The first installment of my notes are here: The Adventures of Sherlock HolmesI have read the 56 short stories of the Sherlock Holmes cannon many times but this is the first time that I have read through them since I have started smoking a pipe. I decided that rather than just watching out for pipe references, I would make some notes of where pipes appear in the stories. I thought that this would be interesting.
The second 12 stories (13-24) were published individually in the Strand magazine in 1892 and 1893 and then collected together in "The Memoirs of Sherlock Holmes" in 1894. Here are my notes:
Silver Blaze
-“charging and recharging his pipe with the strongest black tobacco”
-“an ADP brier-root pipe, a pouch of sealskin with half an ounce of long-cut Cavendish” (in the pocket of the dead man)

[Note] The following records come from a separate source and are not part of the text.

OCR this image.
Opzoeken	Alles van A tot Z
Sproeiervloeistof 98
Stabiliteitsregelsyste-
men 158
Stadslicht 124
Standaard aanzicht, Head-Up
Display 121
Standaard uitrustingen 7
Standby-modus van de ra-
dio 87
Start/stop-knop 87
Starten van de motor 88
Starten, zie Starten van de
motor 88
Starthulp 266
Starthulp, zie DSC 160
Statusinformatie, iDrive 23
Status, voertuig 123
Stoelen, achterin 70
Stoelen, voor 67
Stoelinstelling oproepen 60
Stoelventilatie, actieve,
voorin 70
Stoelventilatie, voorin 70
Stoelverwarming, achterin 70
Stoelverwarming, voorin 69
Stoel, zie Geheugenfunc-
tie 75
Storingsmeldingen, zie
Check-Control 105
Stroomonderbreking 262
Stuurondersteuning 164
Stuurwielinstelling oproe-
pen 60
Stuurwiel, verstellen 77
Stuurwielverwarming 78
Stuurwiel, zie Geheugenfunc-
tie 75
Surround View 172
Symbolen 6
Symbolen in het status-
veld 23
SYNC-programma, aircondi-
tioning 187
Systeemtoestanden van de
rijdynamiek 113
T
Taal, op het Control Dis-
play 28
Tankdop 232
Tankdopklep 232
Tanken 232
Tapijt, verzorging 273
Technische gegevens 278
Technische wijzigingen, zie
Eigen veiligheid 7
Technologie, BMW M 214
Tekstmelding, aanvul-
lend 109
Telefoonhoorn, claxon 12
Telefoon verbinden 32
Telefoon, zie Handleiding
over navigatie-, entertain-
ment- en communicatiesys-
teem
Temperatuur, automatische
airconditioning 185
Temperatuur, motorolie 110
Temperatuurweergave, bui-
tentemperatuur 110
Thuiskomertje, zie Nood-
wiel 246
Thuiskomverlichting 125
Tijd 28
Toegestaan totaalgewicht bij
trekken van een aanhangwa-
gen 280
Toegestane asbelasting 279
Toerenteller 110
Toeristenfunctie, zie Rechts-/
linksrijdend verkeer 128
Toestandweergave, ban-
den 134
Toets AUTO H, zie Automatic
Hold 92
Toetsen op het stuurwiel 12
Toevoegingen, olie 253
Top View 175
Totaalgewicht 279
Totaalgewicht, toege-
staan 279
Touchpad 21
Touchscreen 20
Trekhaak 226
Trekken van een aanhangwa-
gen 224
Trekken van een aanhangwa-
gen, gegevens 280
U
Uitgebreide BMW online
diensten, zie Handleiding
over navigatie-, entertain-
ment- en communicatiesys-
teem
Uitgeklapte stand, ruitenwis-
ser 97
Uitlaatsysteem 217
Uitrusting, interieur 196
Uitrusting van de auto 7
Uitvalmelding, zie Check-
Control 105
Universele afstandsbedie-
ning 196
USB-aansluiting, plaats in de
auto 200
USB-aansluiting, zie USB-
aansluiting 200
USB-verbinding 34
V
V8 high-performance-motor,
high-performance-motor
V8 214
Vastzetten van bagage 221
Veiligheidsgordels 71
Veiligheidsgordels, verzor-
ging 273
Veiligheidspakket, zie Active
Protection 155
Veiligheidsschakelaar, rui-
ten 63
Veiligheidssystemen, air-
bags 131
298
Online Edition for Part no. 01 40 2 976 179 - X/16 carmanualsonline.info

The Adventure of the Cardboard Box
-“The box is a half-pound box of honeydew tobacco” (box used by the murderer)
The Yellow Face
-“A nice old brier with a good long stem of what the tobacconists call amber. I wonder how many real amber mouthpieces there are in London?.....Well, I should put the original cost of the pipe at seven and sixpence. Now it has, you see, been twice mended, once in the wooden stem and once in the amber. Each of these mends, done, as you observe, with silver bands, must have cost more than the pipe did originally. The man must value the pipe highly when he prefers to patch it up rather than buy a new one with the same money…….”You think a man must be well-to-do if he smokes a seven-shilling pipe?” said I. “This is Grosvenor mixture at eightpence an ounce,” Holmes answered, knocking a little out on his palm. “As he might get an excellent smoke for half the price, he has no need to practice economy.” ”
The Stock-broker’s Clerk
X
The “Gloria Scott”
-“Then he lit his pipe and sat for some time smoking”
The Musgrave Ritual
-“his tobacco in the toe end of a Persian slipper”
The Reigate Puzzle
-“Mr. Alec was smoking a pipe in his dressing gown.”
-“I was smoking in my dressing room.”
The Crooked Man
-“I was seated by my own hearth smoking a last pipe and nodding over a novel,…..was knocking out the ashes of my pipe” (Watson)
-“You still smoke the Arcadia mixture of your bachelor days, then! There’s no mistaking that fluffy ash upon your coat.”
-“I handed him my pouch, and he seated himself opposite to me and smoked for some time in silence.”
-“Having gathered these facts, Watson, I smoked several pipes over them, trying to separate those which were crucial from others which were merely incidental.”
The Resident Patient
-“Sherlock Holmes sat down and lit his pipe.”
-“and his smoke had curled up more thickly from his pipe to emphasize each curious episode in the doctor’s tale.”
The Greek Interpreter
X
The Naval Treaty
-“Watson. You will find tobacco in the Persian slipper.”
-“Then he rose, lit his pipe, and settled himself down into his chair.”